Park Home Reno: DIY Laundry Pedestal
- 2″ Nails
- Pnuematic Nailer or good hammering skills
- Miter Saw
- Trim (baseboard trim, 1-2″ lattice trim)
This is a project we’ve wanted to tackle since we got our new washer and dryer a couple months ago. I absolutely love front load machines but having them a bit higher is super convenient. You know what’s not convenient? Pedestals that cost 1 million dollars. Some of them are SO expensive! We knew we could DIY some for a fraction of the cost and get a more custom “built in” look.
Just a heads up, everyone’s measurements are going to be a bit different. We’ve built these before and it definitely needs to be customized to your own space. That being said, I can’t give you exact measurements and a cut list for your wood.
First, remove your washer and dryer so you can carefully examine how much space you acutally have. Measuring from wall to wall, wall to cabinet, etc. is not very accurate because there are other factors, like your dryer vent, outlets, etc. you’ll want to consider.
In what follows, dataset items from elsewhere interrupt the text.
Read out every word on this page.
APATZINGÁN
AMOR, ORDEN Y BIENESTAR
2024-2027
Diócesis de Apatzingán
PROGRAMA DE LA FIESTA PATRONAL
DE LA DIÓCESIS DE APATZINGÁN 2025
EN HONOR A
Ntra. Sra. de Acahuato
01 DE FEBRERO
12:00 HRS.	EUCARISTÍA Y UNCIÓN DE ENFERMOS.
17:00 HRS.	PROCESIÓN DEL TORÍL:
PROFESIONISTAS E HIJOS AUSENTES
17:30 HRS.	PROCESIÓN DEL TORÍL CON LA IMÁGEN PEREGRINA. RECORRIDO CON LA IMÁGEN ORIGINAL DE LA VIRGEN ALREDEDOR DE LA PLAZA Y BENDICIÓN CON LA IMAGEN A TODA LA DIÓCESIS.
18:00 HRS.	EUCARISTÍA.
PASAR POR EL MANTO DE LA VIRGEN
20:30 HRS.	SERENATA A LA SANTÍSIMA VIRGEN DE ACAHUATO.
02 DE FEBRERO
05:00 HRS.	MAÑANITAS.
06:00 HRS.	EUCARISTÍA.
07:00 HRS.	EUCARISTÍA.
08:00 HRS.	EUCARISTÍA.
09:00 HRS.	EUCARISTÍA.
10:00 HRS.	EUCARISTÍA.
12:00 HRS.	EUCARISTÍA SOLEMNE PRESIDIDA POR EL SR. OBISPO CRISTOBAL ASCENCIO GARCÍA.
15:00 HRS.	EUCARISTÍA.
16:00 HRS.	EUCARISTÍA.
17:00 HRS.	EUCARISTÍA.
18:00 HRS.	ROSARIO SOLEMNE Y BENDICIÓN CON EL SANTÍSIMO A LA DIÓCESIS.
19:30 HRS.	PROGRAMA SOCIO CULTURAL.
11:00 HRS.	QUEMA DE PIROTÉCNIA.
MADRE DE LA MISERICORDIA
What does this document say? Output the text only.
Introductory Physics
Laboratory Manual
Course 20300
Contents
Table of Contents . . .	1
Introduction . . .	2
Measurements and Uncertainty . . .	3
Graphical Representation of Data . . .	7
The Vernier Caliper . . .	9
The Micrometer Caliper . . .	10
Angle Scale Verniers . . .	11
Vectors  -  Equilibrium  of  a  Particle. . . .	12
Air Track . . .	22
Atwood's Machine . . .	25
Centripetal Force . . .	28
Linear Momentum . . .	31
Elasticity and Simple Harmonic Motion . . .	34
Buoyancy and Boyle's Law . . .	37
You’ll use 2x10s on the 2″ sides for your frame. This makes your pedestal about 10-11″ tall after all is said and done. First, we made a “U” shape by putting the longest piece across the front and two side pieces on each side. I *think* the long piece was about 57″ and our sides were about 36″ (?). Since I have a broken foot, my hubby did the cutting on the saw and I forgot the exact measurements but yours will likely be different. Next, we used two more (the same length as the “side” pieces to act as center supports. So, 4 vertical pieces. We used a pneumatic nailer to nail them all into place.
Next, we measured the gaps (these are not spaced perfectly because no one will see the supports and no one has time for that *wink*) and then we cut 3 (horizontal) supports and nailed them into place. These are staggered so we can get our nailer in there to nail in each board.
Next we measured our front piece, top (deck) piece and any exposed sides (you could only see one of our sides) and had Home Depot cut 1/2″ MDF to those sizes for us. We notched out a spot for the dryer vent and nailed the MDF into place.
Next, you can get creative. I used a baseboard and trimmed out the base of the pedestal and then used 1.5″ lattice trim to trim little boxes on the front and exposed side. This gave it a custom look and covered the nail holes from nailing the MDF onto the frame.
Finally, we caulked and painted the entire piece with Behr Ultra Pure White in Semi-Gloss. This is the paint we used for doors and trim throughout our house and I wanted it to match. You could totally do a fun color if you want!
That’s IT! It was super simple and honestly, going to Home Depot getting the wood cut was the most time consuming part. We did the whole thing in a couple hours on a Saturday and I LOVE how it turned out! Now this pregnant mama (with a broken foot!) can reach the front loaders SO much easier!